Bei einer Rede im Bundestag hat Matthias Heider vor den Auswirkungen des Manipulationsskandals bei VW auf die heimische Zuliefererindustrie gewarnt.  Heider, der das Thema für die Wirtschaftspolitiker der Union federführend bearbeitet, wies auf die Bedeutung der Automotive-Betriebe als gute Arbeitgeber und als wichtige Gewerbesteuerzahler für die Kommunen hin.

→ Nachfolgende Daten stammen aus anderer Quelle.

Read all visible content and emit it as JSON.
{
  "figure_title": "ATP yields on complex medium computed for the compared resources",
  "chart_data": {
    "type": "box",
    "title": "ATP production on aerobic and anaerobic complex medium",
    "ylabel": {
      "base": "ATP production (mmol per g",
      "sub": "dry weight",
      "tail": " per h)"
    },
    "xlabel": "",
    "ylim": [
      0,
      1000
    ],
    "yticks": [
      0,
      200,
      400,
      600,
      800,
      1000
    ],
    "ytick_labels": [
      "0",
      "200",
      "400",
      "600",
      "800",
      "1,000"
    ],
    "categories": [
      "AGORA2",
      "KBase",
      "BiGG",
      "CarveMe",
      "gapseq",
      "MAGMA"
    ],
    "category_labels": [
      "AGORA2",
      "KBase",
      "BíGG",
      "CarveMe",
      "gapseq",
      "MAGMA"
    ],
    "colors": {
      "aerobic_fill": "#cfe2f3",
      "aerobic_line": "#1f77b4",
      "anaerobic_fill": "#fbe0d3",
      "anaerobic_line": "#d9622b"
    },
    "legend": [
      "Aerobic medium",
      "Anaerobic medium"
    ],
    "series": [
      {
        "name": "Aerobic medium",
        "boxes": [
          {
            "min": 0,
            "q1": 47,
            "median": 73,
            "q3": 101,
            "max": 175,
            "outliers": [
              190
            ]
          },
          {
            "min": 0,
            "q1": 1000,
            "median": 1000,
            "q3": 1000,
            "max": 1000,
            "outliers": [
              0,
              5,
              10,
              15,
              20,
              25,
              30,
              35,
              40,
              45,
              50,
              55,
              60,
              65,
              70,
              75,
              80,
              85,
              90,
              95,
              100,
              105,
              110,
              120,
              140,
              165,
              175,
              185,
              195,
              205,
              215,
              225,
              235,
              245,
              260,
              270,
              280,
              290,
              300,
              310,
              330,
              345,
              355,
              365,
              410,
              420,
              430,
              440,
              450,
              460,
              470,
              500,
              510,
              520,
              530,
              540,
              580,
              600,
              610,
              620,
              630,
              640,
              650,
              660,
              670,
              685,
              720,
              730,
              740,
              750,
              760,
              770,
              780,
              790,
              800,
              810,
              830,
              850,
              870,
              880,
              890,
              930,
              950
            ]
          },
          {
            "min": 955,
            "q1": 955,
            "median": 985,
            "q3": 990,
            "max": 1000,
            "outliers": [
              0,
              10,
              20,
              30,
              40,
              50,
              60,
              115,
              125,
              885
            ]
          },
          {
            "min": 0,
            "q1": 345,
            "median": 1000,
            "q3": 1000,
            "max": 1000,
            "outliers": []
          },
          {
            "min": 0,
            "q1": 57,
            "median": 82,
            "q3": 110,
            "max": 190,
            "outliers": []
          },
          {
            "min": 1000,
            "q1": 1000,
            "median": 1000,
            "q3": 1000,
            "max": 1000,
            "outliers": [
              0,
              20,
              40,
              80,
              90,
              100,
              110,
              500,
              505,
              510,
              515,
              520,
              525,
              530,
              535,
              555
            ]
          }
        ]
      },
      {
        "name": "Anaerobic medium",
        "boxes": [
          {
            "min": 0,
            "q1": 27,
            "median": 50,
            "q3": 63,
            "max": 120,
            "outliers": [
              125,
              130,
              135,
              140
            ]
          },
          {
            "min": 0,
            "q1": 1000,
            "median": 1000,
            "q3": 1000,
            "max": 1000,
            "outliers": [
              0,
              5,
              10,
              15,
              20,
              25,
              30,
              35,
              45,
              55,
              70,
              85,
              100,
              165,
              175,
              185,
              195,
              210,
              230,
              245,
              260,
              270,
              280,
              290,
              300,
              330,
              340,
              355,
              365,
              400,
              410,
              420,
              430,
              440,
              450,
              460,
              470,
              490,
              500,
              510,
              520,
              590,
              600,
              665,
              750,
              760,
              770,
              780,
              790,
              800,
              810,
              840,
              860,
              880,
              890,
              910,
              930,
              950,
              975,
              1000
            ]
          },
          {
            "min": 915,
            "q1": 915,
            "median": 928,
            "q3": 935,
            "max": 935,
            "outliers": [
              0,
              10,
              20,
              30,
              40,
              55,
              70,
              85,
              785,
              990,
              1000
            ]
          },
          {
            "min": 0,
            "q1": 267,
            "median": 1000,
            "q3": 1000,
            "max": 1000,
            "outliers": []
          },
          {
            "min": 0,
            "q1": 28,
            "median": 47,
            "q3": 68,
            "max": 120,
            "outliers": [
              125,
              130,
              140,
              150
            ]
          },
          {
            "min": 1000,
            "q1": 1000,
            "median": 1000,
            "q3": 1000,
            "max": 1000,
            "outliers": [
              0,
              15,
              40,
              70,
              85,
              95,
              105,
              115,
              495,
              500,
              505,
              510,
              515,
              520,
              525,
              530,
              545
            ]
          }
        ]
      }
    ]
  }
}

Der Sauerländer betonte, dass Produkte aus Deutschland weiterhin für Verlässlichkeit ständen. „Wir müssen zeigen, dass Made in Germany weiterhin für hohe Qualität steht.“ Dies gelte insbesondere für Produkte und die Arbeit im Sauerland. Daher sei nun Aufklärung geboten. „VW muss das Vertrauen der Käufer zurückgewinnen“, forderte der CDU-Politiker. Der deutsche Automobilmarkt und seine Arbeitsplätze müsse geschützt werden. „Darüber hinaus müssen wir deutlich machen: Wir schützen die Verbraucher vor Schaden und Täuschung.“ Dies sei eine wichtige Botschaft für die Kunden, erläuterte Heider im Anschluss.